Concrètement, c’est une forme d’audit national de ce qui ne marche plus en France qu’espère obtenir jusqu’au 15 mars Emmanuel Macron, pour relancer ensuite son quinquennat autour de quelques axes. A lire sa lettre, deux priorités sont sur la table: le financement de ce futur modèle français (à travers les nombreuses questions sur les impôts) et le rééquilibrage des institutions en faveur d’une plus grande participation populaire (questions sur le recours au référendum, sur une démocratie plus participative, sur le tirage au sort de représentants des citoyens, sur la transformation du Sénat).
2•RESPONSABILISER LES CITOYENS
L’utilisation fréquente de la forme interrogative renvoie la balle aux «gilets jaunes». Puisque la verticalité du pouvoir présidentiel est contestée, et que les élites politiques sont dans le collimateur, les citoyens doivent faire preuve de responsabilité et de créativité. «Je souhaite aussi que vous puissiez évoquer n’importe quel sujet concret dont vous auriez l’impression qu’il pourrait améliorer votre existence au quotidien», note Emmanuel Macron dans l’un des derniers paragraphes, comme pour bien signifier que l’heure des slogans est révolue.
A plusieurs reprises, le président redit d’ailleurs dans son courrier les contraintes de la vie publique.
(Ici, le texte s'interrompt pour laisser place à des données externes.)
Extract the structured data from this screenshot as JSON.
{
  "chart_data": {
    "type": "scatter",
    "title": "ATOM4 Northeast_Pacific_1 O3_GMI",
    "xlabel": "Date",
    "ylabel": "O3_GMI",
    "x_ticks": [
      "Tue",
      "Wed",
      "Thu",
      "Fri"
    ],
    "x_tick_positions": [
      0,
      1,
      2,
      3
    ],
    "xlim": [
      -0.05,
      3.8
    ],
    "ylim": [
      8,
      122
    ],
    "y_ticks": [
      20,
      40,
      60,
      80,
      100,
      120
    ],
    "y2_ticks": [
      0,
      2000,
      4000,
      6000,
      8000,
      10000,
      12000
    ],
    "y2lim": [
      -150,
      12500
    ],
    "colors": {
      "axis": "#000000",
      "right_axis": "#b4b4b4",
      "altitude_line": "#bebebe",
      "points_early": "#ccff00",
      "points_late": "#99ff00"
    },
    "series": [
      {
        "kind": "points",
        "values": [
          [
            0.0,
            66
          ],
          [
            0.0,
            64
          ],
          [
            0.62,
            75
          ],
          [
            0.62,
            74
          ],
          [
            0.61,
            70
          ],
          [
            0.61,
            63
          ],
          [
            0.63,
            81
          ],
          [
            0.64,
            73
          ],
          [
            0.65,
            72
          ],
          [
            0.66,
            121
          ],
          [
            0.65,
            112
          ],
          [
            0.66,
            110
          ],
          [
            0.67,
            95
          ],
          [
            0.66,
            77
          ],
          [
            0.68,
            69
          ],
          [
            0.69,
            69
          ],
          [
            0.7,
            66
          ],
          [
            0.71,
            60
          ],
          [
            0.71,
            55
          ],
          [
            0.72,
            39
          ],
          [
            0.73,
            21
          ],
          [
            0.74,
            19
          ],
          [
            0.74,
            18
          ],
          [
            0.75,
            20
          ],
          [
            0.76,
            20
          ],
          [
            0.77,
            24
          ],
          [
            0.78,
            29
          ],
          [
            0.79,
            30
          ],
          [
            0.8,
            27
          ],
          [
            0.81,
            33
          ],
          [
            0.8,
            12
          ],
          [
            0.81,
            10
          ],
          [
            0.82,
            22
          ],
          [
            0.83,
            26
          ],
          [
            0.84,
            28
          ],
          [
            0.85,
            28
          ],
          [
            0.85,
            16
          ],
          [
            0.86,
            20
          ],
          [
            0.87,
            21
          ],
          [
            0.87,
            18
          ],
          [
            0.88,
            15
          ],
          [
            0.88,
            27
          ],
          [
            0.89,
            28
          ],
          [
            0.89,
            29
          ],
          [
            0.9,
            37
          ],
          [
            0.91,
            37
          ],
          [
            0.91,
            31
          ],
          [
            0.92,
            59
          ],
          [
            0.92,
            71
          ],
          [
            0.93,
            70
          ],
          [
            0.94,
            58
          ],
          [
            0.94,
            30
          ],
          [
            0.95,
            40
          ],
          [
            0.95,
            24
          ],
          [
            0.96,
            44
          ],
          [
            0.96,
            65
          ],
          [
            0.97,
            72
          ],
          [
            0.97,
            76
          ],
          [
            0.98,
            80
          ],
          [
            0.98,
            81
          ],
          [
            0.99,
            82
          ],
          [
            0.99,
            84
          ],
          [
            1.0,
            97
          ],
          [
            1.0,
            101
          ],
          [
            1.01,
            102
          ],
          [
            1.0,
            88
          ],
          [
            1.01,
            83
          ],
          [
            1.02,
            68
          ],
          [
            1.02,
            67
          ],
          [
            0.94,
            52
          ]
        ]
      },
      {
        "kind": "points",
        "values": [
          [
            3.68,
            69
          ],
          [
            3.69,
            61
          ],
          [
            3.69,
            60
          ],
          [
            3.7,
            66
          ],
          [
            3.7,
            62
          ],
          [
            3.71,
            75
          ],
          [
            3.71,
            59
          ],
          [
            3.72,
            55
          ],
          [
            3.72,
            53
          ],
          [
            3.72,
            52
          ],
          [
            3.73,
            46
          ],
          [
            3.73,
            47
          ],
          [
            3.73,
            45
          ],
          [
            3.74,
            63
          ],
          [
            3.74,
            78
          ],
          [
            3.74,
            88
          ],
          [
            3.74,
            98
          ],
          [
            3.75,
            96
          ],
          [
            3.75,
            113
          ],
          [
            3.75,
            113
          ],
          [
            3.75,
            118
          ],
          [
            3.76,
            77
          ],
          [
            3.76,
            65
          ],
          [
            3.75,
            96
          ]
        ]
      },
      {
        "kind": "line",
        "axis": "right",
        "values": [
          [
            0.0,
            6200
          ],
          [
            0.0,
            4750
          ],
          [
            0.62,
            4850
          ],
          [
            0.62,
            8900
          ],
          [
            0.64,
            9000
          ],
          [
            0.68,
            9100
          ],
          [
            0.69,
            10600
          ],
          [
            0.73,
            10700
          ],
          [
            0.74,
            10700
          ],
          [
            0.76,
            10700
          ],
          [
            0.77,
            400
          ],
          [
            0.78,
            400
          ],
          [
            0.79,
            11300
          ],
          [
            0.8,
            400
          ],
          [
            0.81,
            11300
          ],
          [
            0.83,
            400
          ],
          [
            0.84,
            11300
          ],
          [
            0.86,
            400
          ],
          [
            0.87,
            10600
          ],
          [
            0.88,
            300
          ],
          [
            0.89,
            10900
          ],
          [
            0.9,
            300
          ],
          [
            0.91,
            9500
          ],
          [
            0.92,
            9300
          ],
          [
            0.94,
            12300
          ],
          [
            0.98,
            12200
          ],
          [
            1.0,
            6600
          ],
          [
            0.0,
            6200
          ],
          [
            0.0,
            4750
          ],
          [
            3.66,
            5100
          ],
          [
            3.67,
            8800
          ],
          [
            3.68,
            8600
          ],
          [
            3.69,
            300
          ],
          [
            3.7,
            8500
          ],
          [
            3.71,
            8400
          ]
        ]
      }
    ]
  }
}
Sur l’impôt? «Il permet de régler les intérêts de la dette très importante contractée au fil du temps.» Sur la démocratie? «Nous ne serons pas d’accord sur tout, c’est normal. Mais au moins montrerons-nous que nous sommes un peuple qui n’a pas peur de parler, de débattre.» Sur les solutions envisageables? «Un grand trouble a gagné les esprits. Il nous faut y répondre par des idées claires.» Le jeune chef de l’Etat voit dans ce «grand débat» un possible antidote à la démagogie ambiante. Un pari qui sera difficile à tenir sur la question de l’immigration et celle de la laïcité.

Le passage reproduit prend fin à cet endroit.